Uncanny X-Men #274 is, I think, the first issue to be narrated by Magneto. Having rescued Rogue in #269, he's gone to the Savage Land with her for a team-up with Ka-Zar and a show-down with Zaladane, who is using her magnetic powers in a way that might threaten the Earth. He encounters the mess of a much earlier expedition of his to the area, in the form of the Savage Land Mutates. Zaladane has also come to the attention of Nick Fury and SHIELD. Unusually they team up, despite the reservation of Colonel Semyanov, whose son was killed when Magneto destroyed the Leningrad
Magneto is introspective and moody in a way we've never quite seen before. The flashback to the firing squad is particularly effective - and will form a centrepoint of Pak's Magneto: Testament miniseries 17 years from now. He disassociates himself from his earlier "insane" actions, comparing them to Zaladane's now, but also is unable to apologise or take responsibility for them - the Leningrad did nuke him, yes, but he was blackmailing the world with demands to be made dictator. Another new wrinkle is Rogue's claim that Magneto hates Russians for the death of his daughter Anya, which is compared to Semyanov's vendetta. It unfolds unsurprisingly, Semyanov sells Magneto out to Zaladane, and then Fury/Magneto/Rogue win anyway. What is Magneto like in victory, though? Not, it turns out, magnanimous. Indeed, he declares his period of reform over: he needs to protect mutants (but without being a cackler himself), and says that a "kindler, gentler Magneto" cannot save them. He vamooses, presumably to take up villainry once more.

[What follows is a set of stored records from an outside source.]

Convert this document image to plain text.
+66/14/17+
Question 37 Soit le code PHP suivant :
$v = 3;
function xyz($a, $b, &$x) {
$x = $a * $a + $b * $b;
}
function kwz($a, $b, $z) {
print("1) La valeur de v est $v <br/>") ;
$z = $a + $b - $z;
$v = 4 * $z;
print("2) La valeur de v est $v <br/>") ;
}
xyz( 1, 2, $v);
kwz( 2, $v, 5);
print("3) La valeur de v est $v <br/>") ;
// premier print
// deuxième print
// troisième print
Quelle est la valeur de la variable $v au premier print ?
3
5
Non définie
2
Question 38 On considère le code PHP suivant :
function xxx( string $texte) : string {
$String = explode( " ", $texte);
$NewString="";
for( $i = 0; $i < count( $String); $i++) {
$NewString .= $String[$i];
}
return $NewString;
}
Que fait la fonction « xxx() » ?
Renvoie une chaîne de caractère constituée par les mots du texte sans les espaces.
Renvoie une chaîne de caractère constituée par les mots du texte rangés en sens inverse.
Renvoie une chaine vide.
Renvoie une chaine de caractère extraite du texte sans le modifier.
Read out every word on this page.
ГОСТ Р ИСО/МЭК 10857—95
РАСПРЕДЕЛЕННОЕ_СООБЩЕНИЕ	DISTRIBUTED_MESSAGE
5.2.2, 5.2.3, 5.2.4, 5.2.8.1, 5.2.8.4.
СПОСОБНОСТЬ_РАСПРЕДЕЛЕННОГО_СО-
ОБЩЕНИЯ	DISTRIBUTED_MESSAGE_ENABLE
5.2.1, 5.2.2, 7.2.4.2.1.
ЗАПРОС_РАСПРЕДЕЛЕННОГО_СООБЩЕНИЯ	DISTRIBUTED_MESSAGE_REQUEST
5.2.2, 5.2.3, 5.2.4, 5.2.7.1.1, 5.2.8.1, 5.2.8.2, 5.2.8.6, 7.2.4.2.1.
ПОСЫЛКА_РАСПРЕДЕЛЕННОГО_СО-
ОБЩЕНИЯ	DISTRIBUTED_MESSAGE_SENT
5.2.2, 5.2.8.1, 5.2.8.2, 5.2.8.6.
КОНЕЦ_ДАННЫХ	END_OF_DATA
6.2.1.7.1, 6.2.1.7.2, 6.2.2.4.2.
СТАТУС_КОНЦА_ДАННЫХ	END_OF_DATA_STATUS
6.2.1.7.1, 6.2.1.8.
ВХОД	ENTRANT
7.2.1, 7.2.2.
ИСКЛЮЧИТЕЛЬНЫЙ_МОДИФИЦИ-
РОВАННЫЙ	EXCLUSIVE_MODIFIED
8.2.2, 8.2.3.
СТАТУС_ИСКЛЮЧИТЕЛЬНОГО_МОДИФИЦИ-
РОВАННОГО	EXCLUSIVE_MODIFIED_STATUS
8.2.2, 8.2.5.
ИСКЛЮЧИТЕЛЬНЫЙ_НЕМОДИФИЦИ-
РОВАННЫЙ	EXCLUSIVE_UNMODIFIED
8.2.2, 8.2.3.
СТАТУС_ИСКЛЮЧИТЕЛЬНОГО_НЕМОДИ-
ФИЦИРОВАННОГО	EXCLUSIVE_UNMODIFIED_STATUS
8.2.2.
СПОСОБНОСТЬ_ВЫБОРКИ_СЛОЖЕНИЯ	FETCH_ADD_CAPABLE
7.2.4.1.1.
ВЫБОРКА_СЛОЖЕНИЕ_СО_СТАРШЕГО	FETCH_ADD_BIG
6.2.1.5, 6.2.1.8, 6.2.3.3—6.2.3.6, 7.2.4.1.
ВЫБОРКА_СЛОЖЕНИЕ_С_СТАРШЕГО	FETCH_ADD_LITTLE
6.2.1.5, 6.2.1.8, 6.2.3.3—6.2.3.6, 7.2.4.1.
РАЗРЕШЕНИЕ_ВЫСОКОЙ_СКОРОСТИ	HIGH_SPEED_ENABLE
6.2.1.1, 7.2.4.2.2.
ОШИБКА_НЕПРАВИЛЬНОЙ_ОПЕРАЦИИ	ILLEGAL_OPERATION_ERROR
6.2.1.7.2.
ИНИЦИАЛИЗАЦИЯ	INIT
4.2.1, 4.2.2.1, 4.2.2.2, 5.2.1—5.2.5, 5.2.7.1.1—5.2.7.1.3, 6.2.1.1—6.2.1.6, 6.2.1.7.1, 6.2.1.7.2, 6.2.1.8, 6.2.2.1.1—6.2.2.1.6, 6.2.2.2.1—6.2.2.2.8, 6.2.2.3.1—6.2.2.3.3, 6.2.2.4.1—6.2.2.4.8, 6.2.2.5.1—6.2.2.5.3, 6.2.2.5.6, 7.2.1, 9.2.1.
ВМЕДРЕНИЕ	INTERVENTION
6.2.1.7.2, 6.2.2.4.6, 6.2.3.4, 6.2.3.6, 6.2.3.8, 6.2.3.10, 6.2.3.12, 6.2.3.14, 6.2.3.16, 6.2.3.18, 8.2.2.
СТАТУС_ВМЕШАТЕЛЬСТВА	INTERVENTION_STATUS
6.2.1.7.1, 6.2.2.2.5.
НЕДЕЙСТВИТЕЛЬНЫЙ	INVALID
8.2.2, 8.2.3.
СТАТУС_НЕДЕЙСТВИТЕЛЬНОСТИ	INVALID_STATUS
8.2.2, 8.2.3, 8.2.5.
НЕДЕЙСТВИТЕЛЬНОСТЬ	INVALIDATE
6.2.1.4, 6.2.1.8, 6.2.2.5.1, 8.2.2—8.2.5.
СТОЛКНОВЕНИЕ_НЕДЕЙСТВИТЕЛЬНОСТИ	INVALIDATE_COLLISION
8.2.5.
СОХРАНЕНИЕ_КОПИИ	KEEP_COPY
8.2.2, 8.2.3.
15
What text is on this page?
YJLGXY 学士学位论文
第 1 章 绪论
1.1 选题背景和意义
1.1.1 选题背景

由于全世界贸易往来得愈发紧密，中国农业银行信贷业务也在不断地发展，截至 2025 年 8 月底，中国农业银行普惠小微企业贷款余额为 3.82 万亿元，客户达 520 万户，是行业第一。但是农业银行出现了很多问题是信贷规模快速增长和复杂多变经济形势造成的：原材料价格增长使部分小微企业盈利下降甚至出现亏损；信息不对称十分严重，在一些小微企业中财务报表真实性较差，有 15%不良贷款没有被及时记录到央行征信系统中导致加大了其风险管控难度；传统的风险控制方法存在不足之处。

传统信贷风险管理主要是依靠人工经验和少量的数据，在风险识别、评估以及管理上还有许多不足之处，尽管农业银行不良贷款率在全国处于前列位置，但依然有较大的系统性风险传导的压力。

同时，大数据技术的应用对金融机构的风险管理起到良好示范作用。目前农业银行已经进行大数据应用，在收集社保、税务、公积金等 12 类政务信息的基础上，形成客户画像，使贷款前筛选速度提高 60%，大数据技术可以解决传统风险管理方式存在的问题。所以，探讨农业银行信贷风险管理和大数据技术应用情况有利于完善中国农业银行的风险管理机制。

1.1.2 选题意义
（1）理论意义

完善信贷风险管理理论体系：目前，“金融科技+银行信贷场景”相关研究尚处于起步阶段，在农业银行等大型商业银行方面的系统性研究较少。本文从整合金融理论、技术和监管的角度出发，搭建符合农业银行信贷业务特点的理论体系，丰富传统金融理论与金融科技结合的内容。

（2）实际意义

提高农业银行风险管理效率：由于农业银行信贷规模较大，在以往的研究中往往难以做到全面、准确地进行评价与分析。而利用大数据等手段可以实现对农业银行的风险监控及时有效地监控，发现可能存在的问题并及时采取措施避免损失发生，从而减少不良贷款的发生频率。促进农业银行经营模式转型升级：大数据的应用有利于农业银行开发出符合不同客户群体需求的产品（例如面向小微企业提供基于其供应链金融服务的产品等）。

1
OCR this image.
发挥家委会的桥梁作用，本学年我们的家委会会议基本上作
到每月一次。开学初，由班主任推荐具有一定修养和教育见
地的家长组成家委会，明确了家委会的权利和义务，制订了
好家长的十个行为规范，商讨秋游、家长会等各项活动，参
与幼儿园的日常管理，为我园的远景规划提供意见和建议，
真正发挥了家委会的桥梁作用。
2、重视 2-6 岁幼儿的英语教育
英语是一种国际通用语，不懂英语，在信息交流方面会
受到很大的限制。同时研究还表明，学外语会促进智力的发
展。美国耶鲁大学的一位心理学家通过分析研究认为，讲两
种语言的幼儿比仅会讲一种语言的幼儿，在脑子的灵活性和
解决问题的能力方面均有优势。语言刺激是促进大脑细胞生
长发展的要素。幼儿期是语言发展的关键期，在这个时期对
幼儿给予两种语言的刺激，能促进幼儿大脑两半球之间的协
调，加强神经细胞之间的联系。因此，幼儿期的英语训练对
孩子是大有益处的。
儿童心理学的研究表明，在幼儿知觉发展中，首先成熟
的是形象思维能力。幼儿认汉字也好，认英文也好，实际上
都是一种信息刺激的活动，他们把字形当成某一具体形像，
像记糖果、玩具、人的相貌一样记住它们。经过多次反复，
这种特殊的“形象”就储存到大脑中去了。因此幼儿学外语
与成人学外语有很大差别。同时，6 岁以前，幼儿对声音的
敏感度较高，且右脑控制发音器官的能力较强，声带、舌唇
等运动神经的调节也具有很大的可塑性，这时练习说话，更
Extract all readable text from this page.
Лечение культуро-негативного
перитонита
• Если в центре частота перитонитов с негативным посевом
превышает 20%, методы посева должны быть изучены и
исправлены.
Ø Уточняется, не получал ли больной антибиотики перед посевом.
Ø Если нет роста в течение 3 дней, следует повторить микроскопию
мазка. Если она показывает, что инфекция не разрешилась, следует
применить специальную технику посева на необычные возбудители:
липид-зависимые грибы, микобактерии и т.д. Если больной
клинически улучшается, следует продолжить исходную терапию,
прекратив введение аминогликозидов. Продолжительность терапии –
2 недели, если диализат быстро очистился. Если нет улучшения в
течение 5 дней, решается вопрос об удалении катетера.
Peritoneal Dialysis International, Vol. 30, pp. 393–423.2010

This arc introduces the idea of Rogneto. In a fairly creepy way, it has to be said, Magneto is perving on a Rogue who is not her usual self and clearly lacking in judgement (why are they killing people she asks, aren't they supposed to be the good guys? Uh No.) Thankfully the matter is dropped and then never referenced again.
In our other plot, for some convoluted reason the X-Men (Storm, Wolverine, Banshee Jubilee, Forge and Gambit) were teleported away from Earth by Lila Cheney to the eternal Shi'ar civil war. Deathbird is empress right now, and the rebels the Starjammers (Corsair, who just happens to be Cyclops's dad) are fighting to reinstate her sister Lilandra to her rightful place on the throne. If I were them I'd be trying to undermine the entire system of Imperial rule, but perhaps they are expecting plum ministerial positions under the new regime... at least until she gets turfed out again.) The war is not going well for Deathbird, largely because Lilandra's consort is a highly powerful telepath: Charles Xavier, who also happens to be the founder of the X-Men! But Xavier is possibly secretly evil and doing a bit of genocide on the side. Except then it turns out he is a Skrull, and so are the rest of the Starjammers! And they've got the real Xavier kidnapped! And then they free the real Xavier! And then they defeat the Skrulls! And then Lilandra and Deathbird actually do the "our division caused us to be weak against our enemies, let's make up" dance.
At the end, Storm infodumps enough of the disasters to have happened to the X-Men since Xavier left, and he learns of the rise of the Shadow King. Xavier agrees to come back with them, setting the stage for our next arc, Claremont's penultimate hurrah.
I believe this is the first intrusion of the Skrulls into the X-verse; certainly it's the first time I've written about them on the blog (apart from a passing reference to John the Skrull). The Skrulls are a race of alien shape-shifters originally introduced as villains in Fantastic Four #2. In that very first story a small advance party are brainwashed into thinking themselves cows. They go on to be frequent antagonists in Marvel: a Super-Skrull, Kl'rt, who combines the powers of the Fantastic Four, is introduced in FF #18 (it's this job that Xavin out of Runaways is training for), and fight the Kree, another alien race, in the pages of Avengers; and their latest invasion of Earth was the topic of the Secret Invasion crossover.
All these alien races were made up independently: the Skrulls in those very early days of the Marvel Silver Age; the Kree a bit later, in FF #65, and then the Shi'ar in the 1970s in these very pages. These, then are the Big Three Marvel Alien Species. Rather than anyone having sat down and worked this out, this is worldbuilding through crossover, things in a shared universe being patched together to form a galactic quilt. But that's just a larger-scale version of a continuity that allows Doctor Strange and Iron Man to co-exist; throw everything at a particularly sticky wall and watch it not going anywhere. Because... indeed, it's not going anywhere. It's rare for cosmic dynastic stories to have a point: it's just The Decline and Fall of the Roman Empire on repeat. If I wanted that, I'd just read Foundation again.
#274 is one of my favorite single issues of the series. I just love all the "not quite a hero, not quite a villain" Magneto stuff. It's really the culmination of one of Claremont's greatest character arcs.